Who are the people in your life who really know you, love you and nurture you? Who are your soul friends, your chosen family, those with whom you can be real? While we may find and develop those amazing friendships through any area of our lives, I’m very aware that at its heart, this is what a Christian community is intended to be. Those who walked with Jesus shared such a bond together; and it is the energy of that close connection, that sense of abiding with one another and with God, that precipitated the incredible spread of the gospel, the good news, in the early decades of the church.
Those early followers of ‘the way’ experienced something profound in the communities of love, and they wanted more of it. That changed when Christianity became the state religion, thanks to Emperor Constantine. After that, people became Christians to succeed in business or get ahead in the machinations of the Empire or for all kinds of other reasons. Today fewer people go to church at all, and it’s certainly no longer something you’re expected to do!
We are intended to share the journey in community as we seek to follow Jesus, deepening the bonds of love and connection with one another, that we might share that love out into the world we encounter. As with anything worthwhile, this takes an investment of time and energy—to move beyond surface connections into true community, into soul friendships, into chosen family. It also takes some risk to move beyond yourself and into unfamiliar waters, opening space to know and be known. Soul friendships cannot be forced or manufactured, but we can put ourselves in places of possibility by sharing in conversation, in meals, in ministries together.

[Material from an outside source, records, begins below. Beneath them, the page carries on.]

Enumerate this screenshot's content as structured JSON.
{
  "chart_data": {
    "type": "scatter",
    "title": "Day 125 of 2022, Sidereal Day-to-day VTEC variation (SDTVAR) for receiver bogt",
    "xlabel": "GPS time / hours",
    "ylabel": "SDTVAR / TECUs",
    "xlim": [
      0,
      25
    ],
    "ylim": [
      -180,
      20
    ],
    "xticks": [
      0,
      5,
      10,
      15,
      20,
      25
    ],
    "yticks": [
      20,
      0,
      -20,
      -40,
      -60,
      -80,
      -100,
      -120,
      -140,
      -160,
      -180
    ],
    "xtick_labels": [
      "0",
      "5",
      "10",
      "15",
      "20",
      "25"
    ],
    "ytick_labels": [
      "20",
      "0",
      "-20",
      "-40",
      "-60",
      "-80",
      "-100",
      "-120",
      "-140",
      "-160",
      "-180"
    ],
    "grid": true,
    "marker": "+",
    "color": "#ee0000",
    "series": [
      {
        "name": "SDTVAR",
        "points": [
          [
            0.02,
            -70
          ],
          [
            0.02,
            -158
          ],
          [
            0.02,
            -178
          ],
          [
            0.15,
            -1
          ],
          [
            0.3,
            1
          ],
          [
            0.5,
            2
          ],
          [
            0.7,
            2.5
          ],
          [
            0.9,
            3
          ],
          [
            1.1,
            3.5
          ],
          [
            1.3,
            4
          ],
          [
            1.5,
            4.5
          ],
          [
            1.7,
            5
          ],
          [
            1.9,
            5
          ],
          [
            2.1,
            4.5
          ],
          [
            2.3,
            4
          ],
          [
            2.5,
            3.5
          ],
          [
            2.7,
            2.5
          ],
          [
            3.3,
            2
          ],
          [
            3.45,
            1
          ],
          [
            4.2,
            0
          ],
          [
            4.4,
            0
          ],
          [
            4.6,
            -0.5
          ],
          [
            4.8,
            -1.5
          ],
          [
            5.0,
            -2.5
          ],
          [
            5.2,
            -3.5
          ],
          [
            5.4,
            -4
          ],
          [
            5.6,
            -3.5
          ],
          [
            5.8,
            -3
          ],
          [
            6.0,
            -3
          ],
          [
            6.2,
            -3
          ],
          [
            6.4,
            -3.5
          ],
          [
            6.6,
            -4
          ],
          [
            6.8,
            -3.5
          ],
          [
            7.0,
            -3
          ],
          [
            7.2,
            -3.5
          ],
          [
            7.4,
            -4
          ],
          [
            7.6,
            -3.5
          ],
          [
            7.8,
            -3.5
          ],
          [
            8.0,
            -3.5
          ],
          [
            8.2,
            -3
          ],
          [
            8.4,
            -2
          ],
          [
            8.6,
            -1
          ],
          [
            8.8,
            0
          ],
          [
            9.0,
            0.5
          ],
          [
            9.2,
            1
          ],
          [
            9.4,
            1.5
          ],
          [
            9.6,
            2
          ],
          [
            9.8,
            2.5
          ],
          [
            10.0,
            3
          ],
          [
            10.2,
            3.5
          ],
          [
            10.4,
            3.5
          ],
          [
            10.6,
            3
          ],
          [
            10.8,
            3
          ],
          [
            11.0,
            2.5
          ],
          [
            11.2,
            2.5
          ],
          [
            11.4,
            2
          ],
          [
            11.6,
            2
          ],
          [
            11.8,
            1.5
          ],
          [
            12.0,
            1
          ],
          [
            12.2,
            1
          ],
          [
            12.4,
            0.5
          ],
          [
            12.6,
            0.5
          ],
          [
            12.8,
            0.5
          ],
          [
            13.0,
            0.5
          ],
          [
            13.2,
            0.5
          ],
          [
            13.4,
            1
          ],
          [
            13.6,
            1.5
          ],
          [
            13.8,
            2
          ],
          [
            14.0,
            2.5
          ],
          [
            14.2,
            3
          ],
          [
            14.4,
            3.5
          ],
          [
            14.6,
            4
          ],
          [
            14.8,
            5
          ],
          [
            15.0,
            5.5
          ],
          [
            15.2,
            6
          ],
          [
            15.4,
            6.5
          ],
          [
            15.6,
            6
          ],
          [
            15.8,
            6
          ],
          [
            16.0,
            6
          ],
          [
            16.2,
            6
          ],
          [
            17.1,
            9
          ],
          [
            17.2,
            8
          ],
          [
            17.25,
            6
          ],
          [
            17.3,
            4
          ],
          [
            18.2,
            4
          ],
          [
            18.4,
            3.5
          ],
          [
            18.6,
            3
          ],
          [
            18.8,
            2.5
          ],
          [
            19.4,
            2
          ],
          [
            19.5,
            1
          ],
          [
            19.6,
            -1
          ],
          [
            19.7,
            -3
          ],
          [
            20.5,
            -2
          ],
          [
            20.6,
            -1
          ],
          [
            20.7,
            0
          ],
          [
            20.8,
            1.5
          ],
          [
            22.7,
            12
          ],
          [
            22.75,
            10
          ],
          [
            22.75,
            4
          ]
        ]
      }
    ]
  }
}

This coming week is Holy Week, when the body of Christ gathers together to walk with Jesus through death and into resurrection life. We come together, to hear the stories, to break bread, to open ourselves to a deeper connection with God and with one another. I hope you will share in the journey, but I would really like to hear about how and in what ways you would like to strengthen the bonds of affection, foster opportunities for meaningful connections –– and the possibility of soul friendships –– here at St. Simon’s.